Computer Science core 2
Contents |
Models of Computation
On this course you will gain a basic understanding of the classical mathematical models used to analyse computing processes, including finite automata, grammars, and Turing machines. These mathematical models can be used to answer questions such as what problems can be solved by computer, and whether there some problems that are intrinsically harder to solve than others.
Concurrent Programming
We want to make computer software run faster and we want to improve our ability to use the facilities provided by modern multi-core processors and multi-processor supercomputers to do this. We also want to be able to build reliable distributed systems -- systems that necessarily use more than a single computer working alone. The principal aim of this course is to begin to present some of the big programming challenges that arise naturally from these requirements and to begin to introduce practical techniques for tackling them.
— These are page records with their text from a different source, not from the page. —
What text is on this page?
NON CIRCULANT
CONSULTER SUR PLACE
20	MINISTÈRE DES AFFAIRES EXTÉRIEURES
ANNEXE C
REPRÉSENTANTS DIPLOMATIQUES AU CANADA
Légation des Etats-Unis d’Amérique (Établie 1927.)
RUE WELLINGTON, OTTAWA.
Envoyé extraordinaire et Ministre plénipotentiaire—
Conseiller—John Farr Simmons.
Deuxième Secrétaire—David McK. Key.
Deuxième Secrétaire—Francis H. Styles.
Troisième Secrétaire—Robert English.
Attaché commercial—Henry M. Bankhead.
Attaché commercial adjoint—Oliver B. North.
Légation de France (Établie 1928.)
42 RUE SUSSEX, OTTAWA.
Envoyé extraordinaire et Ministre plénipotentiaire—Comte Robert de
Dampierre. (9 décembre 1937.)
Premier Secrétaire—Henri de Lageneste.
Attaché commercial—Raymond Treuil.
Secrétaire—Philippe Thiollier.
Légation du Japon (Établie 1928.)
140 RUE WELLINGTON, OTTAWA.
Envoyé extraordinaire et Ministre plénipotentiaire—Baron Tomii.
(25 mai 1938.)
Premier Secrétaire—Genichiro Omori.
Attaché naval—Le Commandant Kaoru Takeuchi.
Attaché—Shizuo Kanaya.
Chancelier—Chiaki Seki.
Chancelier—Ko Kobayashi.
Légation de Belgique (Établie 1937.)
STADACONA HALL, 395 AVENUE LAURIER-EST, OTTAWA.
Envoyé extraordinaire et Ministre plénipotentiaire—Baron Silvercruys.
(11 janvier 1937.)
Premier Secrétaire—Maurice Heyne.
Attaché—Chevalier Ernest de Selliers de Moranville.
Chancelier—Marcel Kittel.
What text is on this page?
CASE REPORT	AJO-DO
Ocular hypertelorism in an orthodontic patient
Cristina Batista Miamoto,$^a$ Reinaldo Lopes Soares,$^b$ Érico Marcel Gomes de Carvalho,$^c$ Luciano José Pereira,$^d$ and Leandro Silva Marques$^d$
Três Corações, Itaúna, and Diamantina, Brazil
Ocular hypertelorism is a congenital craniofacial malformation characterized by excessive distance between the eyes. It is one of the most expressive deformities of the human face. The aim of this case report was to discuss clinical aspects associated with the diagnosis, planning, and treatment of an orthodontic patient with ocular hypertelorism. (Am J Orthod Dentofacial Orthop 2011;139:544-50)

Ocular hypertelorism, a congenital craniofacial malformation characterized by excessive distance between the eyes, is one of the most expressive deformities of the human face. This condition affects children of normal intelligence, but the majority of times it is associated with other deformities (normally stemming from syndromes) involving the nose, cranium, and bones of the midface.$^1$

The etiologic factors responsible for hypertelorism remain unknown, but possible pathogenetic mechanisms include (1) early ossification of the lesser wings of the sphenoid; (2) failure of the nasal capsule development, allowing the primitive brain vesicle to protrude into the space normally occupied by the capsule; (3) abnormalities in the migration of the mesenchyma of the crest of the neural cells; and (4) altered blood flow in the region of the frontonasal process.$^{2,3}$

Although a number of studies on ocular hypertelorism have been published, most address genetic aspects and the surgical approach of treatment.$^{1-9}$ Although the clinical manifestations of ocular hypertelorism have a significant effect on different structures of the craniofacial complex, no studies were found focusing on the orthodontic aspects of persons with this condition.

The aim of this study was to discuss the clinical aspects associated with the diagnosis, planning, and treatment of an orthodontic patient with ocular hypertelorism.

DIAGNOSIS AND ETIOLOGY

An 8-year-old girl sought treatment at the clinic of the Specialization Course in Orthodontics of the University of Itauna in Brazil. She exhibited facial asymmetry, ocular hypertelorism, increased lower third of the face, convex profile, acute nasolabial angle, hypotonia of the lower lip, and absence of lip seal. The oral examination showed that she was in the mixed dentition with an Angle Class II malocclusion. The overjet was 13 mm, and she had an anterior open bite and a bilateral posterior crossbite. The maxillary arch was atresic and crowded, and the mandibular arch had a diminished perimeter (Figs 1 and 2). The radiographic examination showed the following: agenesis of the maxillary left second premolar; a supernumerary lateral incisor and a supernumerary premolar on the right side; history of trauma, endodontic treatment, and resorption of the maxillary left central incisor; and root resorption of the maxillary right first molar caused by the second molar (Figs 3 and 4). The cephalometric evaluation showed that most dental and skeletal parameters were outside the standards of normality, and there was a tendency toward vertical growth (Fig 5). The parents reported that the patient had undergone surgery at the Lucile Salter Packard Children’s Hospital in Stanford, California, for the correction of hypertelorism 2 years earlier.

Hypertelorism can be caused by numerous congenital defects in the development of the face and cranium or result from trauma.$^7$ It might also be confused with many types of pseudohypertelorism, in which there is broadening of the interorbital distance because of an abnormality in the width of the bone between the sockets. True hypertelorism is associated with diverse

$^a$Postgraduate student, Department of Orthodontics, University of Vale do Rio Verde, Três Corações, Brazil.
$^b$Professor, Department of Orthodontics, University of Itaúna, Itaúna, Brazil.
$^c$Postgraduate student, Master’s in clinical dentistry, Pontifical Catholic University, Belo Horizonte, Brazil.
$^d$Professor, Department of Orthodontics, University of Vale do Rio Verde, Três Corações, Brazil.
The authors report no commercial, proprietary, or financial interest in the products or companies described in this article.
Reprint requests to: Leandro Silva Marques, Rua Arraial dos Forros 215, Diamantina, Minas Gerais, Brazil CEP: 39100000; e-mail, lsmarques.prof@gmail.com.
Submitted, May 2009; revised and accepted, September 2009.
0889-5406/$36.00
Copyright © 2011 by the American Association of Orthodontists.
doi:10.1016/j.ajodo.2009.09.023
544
Happily it also turns out that many of the techniques (such as message-passing) that arise naturally when thinking about these challenges can be applied profitably to the design of programs that may only ever be run on one, single-core, processor. In this case the payoff is in the improvement in conceptual clarity and maintainability of the designs.
Compilers
This course aims to give a simple but practical account of the programming techniques used in implementing high-level programming languages by compiling into code for stack and register-based machines. The course is based on a working implementation, written in Objective Caml, of a compiler for a language comparable to C or Pascal.
Algorithms and Data Structures
This course presents a number of highly efficient algorithms and data structures for fundamental computational problems across a variety of areas, including amortised complexity analysis, maximum flows and applications, linear programming, approximation algorithms, and fixed parameter algorithms.